Lot One Shoppers' Mall is a shopping mall serving Choa Chu Kang New Town, Singapore. It was opened in 1996 and is managed by CapitaMall Trust. It is located next to Choa Chu Kang MRT/LRT and the Choa Chu Kang Bus Interchange.

==History==
Developed by City Developments Limited, Lot One was opened in August 1996 as the first major shopping mall in Choa Chu Kang. Like a typical suburban mall that time, it featured a Shaw Theatres cinema, an NTUC FairPrice supermarket, a Seiyu (now BHG) department store, the Choa Chu Kang Public Library, a Cathay bowling alley, a video games arcade, a Food Junction food court and slightly over 100 specialty shops.

In 2005, the mall was sold to CapitaLand Ltd.

In July 2007, the mall underwent its first renovation works, such as adding a four-storey retail extension and reconfiguring the shops in the mall. During this period, the food court was relocated from Basement 1 to Level 4, and the public library relocated from Level 3 to Level 4, taking over the former bowling alley. The arcade was re-allocated to a smaller space at Level 5 from Level 4. A roof garden, incorporating a wet and dry playground, was added during the final phase of the renovation. Renovation works were completed in late 2008.

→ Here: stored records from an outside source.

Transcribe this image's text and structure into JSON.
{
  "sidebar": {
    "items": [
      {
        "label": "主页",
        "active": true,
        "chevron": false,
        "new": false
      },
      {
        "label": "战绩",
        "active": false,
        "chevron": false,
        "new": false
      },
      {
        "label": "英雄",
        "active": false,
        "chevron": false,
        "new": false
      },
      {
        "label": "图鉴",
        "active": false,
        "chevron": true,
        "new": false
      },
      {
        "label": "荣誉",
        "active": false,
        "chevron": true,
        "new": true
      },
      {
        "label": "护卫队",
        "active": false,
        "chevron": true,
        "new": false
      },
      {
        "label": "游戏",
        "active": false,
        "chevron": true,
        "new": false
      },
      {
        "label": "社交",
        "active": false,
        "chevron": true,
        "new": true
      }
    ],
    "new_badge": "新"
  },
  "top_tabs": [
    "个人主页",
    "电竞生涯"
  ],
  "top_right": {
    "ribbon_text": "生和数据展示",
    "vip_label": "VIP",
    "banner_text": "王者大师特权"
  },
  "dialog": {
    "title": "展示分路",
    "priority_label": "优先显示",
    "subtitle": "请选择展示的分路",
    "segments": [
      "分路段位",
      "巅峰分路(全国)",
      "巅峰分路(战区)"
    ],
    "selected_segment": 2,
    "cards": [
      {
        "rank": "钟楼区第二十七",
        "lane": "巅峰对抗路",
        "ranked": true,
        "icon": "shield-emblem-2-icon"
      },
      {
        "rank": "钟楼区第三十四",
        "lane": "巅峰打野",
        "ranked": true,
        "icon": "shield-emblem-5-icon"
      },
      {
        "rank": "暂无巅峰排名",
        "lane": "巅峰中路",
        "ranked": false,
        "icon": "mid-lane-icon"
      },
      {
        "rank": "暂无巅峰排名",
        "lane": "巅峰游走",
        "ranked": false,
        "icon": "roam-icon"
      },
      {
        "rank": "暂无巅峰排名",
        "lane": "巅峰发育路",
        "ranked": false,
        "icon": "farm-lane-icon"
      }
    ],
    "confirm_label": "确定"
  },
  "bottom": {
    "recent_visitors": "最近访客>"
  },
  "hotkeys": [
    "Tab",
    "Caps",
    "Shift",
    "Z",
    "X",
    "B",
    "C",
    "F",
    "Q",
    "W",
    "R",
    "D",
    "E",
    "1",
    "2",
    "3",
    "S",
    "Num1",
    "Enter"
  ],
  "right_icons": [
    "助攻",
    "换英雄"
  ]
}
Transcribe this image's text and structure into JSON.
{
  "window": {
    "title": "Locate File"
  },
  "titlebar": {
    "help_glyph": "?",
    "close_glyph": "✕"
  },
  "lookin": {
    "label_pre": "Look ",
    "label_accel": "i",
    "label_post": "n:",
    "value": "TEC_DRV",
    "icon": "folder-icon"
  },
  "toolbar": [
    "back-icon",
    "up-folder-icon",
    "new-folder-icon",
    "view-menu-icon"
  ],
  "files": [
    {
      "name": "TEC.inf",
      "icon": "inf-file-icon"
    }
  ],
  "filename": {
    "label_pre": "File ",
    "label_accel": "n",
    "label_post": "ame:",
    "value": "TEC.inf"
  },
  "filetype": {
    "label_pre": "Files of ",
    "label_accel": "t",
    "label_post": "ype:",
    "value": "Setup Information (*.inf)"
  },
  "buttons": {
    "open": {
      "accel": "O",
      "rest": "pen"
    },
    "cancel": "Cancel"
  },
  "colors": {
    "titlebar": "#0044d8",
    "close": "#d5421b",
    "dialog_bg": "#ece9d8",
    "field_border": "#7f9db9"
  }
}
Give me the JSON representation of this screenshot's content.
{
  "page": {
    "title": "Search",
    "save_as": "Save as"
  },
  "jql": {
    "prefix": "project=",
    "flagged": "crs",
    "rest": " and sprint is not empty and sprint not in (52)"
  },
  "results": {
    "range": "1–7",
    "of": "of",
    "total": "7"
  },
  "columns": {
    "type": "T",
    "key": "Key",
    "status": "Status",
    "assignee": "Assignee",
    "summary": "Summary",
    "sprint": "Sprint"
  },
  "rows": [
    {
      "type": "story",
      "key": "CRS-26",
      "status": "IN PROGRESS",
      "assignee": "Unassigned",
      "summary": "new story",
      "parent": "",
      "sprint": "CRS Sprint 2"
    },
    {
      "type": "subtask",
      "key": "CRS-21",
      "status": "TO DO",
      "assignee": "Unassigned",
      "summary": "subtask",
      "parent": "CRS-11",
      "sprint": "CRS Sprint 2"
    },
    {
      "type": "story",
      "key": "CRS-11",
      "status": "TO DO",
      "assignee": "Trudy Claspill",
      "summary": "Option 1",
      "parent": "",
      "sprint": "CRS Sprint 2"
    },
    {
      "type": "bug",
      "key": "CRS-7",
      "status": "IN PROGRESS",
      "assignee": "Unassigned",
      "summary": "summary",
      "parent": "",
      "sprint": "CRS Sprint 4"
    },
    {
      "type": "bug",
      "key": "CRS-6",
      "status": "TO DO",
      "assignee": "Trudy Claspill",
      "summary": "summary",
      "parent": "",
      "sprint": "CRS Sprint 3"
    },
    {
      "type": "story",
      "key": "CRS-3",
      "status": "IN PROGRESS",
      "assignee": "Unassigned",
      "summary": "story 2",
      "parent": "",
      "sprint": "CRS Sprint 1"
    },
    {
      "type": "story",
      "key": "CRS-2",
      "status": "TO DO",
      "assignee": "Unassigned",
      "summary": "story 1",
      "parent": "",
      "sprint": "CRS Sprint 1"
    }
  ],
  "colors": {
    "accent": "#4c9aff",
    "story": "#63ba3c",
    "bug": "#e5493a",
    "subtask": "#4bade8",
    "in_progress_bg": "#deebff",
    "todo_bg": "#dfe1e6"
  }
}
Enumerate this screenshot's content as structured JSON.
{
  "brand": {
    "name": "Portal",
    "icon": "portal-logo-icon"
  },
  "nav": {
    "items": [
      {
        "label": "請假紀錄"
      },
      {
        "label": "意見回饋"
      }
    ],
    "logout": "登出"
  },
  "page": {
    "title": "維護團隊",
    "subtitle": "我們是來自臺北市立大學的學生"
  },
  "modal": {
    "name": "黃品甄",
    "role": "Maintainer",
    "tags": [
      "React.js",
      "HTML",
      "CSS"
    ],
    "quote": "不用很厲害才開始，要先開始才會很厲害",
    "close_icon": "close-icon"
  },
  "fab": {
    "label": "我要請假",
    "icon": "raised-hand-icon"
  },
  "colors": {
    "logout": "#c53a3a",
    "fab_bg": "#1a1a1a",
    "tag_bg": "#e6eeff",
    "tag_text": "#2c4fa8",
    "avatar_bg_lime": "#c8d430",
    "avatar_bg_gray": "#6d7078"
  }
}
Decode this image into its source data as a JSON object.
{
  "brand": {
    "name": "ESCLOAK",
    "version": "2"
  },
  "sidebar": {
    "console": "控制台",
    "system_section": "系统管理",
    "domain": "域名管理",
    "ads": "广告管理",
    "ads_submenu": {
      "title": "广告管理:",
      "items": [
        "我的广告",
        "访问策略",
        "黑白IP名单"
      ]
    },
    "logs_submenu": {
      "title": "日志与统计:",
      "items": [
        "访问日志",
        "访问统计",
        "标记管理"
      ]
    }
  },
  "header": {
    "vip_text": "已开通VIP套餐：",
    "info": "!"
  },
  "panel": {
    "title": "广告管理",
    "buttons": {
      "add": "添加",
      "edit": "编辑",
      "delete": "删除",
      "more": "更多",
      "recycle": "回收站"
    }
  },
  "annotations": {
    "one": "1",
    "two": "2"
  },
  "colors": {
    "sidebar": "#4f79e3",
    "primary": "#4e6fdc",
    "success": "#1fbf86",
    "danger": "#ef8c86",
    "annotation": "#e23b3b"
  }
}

In 2019, the cinema and library were closed for extensive renovation works, in which the cinema had its number of screens doubled to meet the needs of moviegoers in the area, while the library had its space expanded to include more content. Both of them reopened in September and October 2021 respectively. On 1 May 2022, Food Junction closed for a facelift, and has reopened on 18 July 2022 and in May 2023 BHG closed its store in Lot One. In its place, Cotton On and Uniqlo opened in November 2023.

In June 2025, Harvey Norman opened a store.